Many apologists for the use of Native Americans as team mascots will argue that the team is simply honoring the culture of the people. Is that what we are doing? Those who stand in opposition argue that these teams are simply honoring a historical myth that our society has concocted about Native Americans.
Fans wearing headdresses, donning warpaint, and chanting in unison are viewed by many as an endorsed mockery of an entire race.
The chop is used by other professional and collegiate teams outside of the Braves, including the reigning Super Bowl champions, the Kansas City Chiefs.
Gaylene Crouser is the executive director of the Kansas City Indian Center. Crouser had the following to say regarding the chop.
“As an organization, part of our mission is to empower Indian people,” said Crouser, who is a member of the Standing Rock Sioux. “And things like the tomahawk chop don’t empower Indian people. It’s still very stereotypical and mocking of an entire race of people.”

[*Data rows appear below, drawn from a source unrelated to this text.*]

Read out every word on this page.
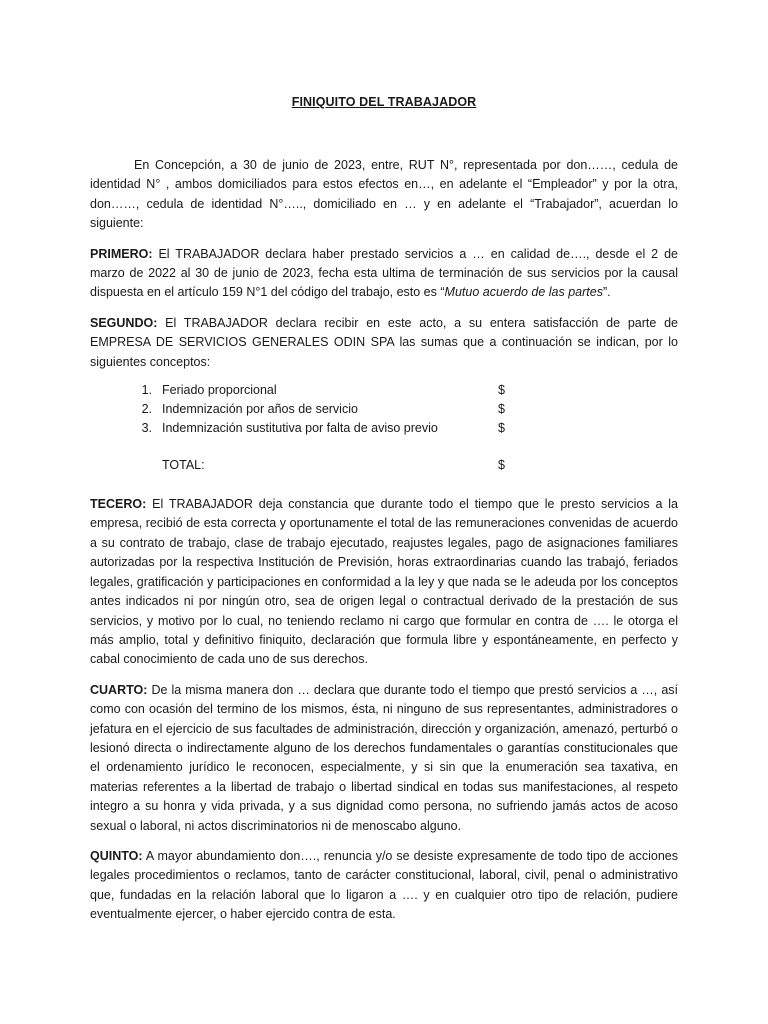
FINIQUITO DEL TRABAJADOR

En Concepción, a 30 de junio de 2023, entre, RUT N°, representada por don……, cedula de identidad N° , ambos domiciliados para estos efectos en…, en adelante el “Empleador” y por la otra, don……, cedula de identidad N°….., domiciliado en … y en adelante el “Trabajador”, acuerdan lo siguiente:

PRIMERO: El TRABAJADOR declara haber prestado servicios a … en calidad de…., desde el 2 de marzo de 2022 al 30 de junio de 2023, fecha esta ultima de terminación de sus servicios por la causal dispuesta en el artículo 159 N°1 del código del trabajo, esto es “Mutuo acuerdo de las partes”.

SEGUNDO: El TRABAJADOR declara recibir en este acto, a su entera satisfacción de parte de EMPRESA DE SERVICIOS GENERALES ODIN SPA las sumas que a continuación se indican, por lo siguientes conceptos:

1. Feriado proporcional	$
2. Indemnización por años de servicio	$
3. Indemnización sustitutiva por falta de aviso previo	$
TOTAL:	$

TECERO: El TRABAJADOR deja constancia que durante todo el tiempo que le presto servicios a la empresa, recibió de esta correcta y oportunamente el total de las remuneraciones convenidas de acuerdo a su contrato de trabajo, clase de trabajo ejecutado, reajustes legales, pago de asignaciones familiares autorizadas por la respectiva Institución de Previsión, horas extraordinarias cuando las trabajó, feriados legales, gratificación y participaciones en conformidad a la ley y que nada se le adeuda por los conceptos antes indicados ni por ningún otro, sea de origen legal o contractual derivado de la prestación de sus servicios, y motivo por lo cual, no teniendo reclamo ni cargo que formular en contra de …. le otorga el más amplio, total y definitivo finiquito, declaración que formula libre y espontáneamente, en perfecto y cabal conocimiento de cada uno de sus derechos.

CUARTO: De la misma manera don … declara que durante todo el tiempo que prestó servicios a …, así como con ocasión del termino de los mismos, ésta, ni ninguno de sus representantes, administradores o jefatura en el ejercicio de sus facultades de administración, dirección y organización, amenazó, perturbó o lesionó directa o indirectamente alguno de los derechos fundamentales o garantías constitucionales que el ordenamiento jurídico le reconocen, especialmente, y si sin que la enumeración sea taxativa, en materias referentes a la libertad de trabajo o libertad sindical en todas sus manifestaciones, al respeto integro a su honra y vida privada, y a sus dignidad como persona, no sufriendo jamás actos de acoso sexual o laboral, ni actos discriminatorios ni de menoscabo alguno.

QUINTO: A mayor abundamiento don…., renuncia y/o se desiste expresamente de todo tipo de acciones legales procedimientos o reclamos, tanto de carácter constitucional, laboral, civil, penal o administrativo que, fundadas en la relación laboral que lo ligaron a …. y en cualquier otro tipo de relación, pudiere eventualmente ejercer, o haber ejercido contra de esta.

Kevin Gover, director of the Smithsonian Institution’s National Museum of the American Indian and a member of the Pawnee Tribe of Oklahoma had the following to say to USA Today regarding sports teams “honoring” American Indians by using their images and customs.
“It doesn’t feel like an honor when you do not confront the truth of the people you claim to be honoring,” Gover says. “They never honor the Native American truth. They are honoring their own notion of heritage, their own non-Indian version of history.”
Tim Giago, whom we will hear more from later, wrote an article on the topic entitled Who are these ‘fanatics’ honoring?
“The most common explanation for this overt racism is that “we are honoring Native Americans.” Honoring? One does not honor another race of people by insulting and demeaning them.”
As non-natives, it’s easy not to understand that we are demeaning their cultures when we don’t understand their cultures.
Robert Roche is a member of the Chiricahua Apache and was the executive director of Cleveland American Indian Education Center until he was convicted of embezzlement in 2018. He picked up some national notoriety when he confronted a fan outside of Progressive Field prior to an Indians game in 2014.
The fan was in redface and wearing headdress with blue and red feathers to go along with his Indians (baseball team) themed war paint. Roche confronted the man.
“I asked him if he understood the mockery he was making of us…of our religion by having those feathers and his faced painted. He told me: ‘I am honoring you guys’, Roche said as he recounted the confrontation. “He kept telling me how he was honoring us.”
Following Helsley’s comments last postseason, Principal Chief of the Muscogee (Creek) Nation, James Floyd, told the Atlanta Journal-Constitution that the tomahawk chop is “not an appropriate acknowledgment of tribal tradition or culture.”
“It reduces Native Americans to a caricature and minimizes the contributions of Native peoples as equal citizens and human beings.”